I have a standing running date on Tuesday evenings with my friend, Jodie. She finds a “Bradleysitter,” we keep the calendar open, and we run. We also talk. A lot. We are old acquaintances but new friends, and we are discovering the things that make being friends easy for us and are marveling that it happens so easily. If only all relationships could be this way. But then I remember that most relationships I have chosen to have in my life did start this way. They started because somewhere, somehow, my story and someone else’s story intersected or paralleled, merged. And we chose to tell our stories together.
But not all relationships are like that.
We talked a lot tonight about the difficult relationships in our lives. The ones we haven’t chosen, but that have been chosen for us. Those are the merging stories in my life with fragmented or stalled plot lines, stagnant dialogue, characters with internal dialogue so loud it drowns out any hope of beautiful, eloquent external dialogue. They are the relationships I am least proud of, but the ones that are still teaching me the most.

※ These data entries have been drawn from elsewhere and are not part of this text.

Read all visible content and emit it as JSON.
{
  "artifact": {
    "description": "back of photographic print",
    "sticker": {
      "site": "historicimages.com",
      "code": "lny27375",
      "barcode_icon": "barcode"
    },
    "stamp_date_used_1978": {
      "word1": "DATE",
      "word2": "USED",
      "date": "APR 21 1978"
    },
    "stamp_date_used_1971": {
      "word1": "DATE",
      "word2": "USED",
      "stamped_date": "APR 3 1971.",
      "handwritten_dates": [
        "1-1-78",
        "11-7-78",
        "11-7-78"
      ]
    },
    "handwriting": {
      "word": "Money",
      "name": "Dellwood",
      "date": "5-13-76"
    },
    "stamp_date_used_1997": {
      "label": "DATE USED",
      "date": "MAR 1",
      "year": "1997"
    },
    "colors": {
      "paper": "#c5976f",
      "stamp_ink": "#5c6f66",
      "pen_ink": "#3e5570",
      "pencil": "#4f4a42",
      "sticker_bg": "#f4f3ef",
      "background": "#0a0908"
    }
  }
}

Too often, they are the ones so broken, we humans can’t even begin to figure out how to edit or revise them to make them once again workable.
I used to think those broken relationships in my life rendered my story broken as well. I used to think my story didn’t matter. I am learning more and more that it matters in a way I can’t even begin to comprehend. It was given to me as a gift, and the way and with whom I choose to share it, is my gift to give. It is all I have, this story. When I am gone, there will be no children or grandchildren to tell my story. It will live only in the way it mingled with and enriched someone else’s. I know, it can be hard to believe our stories matter that much.
So I shared my story tonight on our run. A short chapter really, but an important one—as they all somehow manage to be. And I learned Jodie has a similar chapter in her own story. And tonight, we ran parallel to each other, two people on the same path. But our stories merged. And maybe our stories were a little easier to tell because we were running. Because running has a way of stripping away the words that matter least, letting us get to the heart of the story. And it makes me wish I could take more people running. Maybe then we could read each other’s lives the way we all wish we could share them: stripped of the junk that bows our shoulders, with deep inhalations, a generous warm up, with laughter and no shame when we struggle, and a high five at the end because we ran through the hard part together.
3 comments:
You have such a way of making things so clear. Your fantabulous :D
Oh, please. I have so little clarity it frightens me sometimes. I just try to work it all out for myself--and choose to do so in a very public forum for some reason. But, thanks.
i love you and jodie. yall are really awesome people to be around. and for the record, i will tell your story when you can no longer tell it or at least i hope i live long enough to do.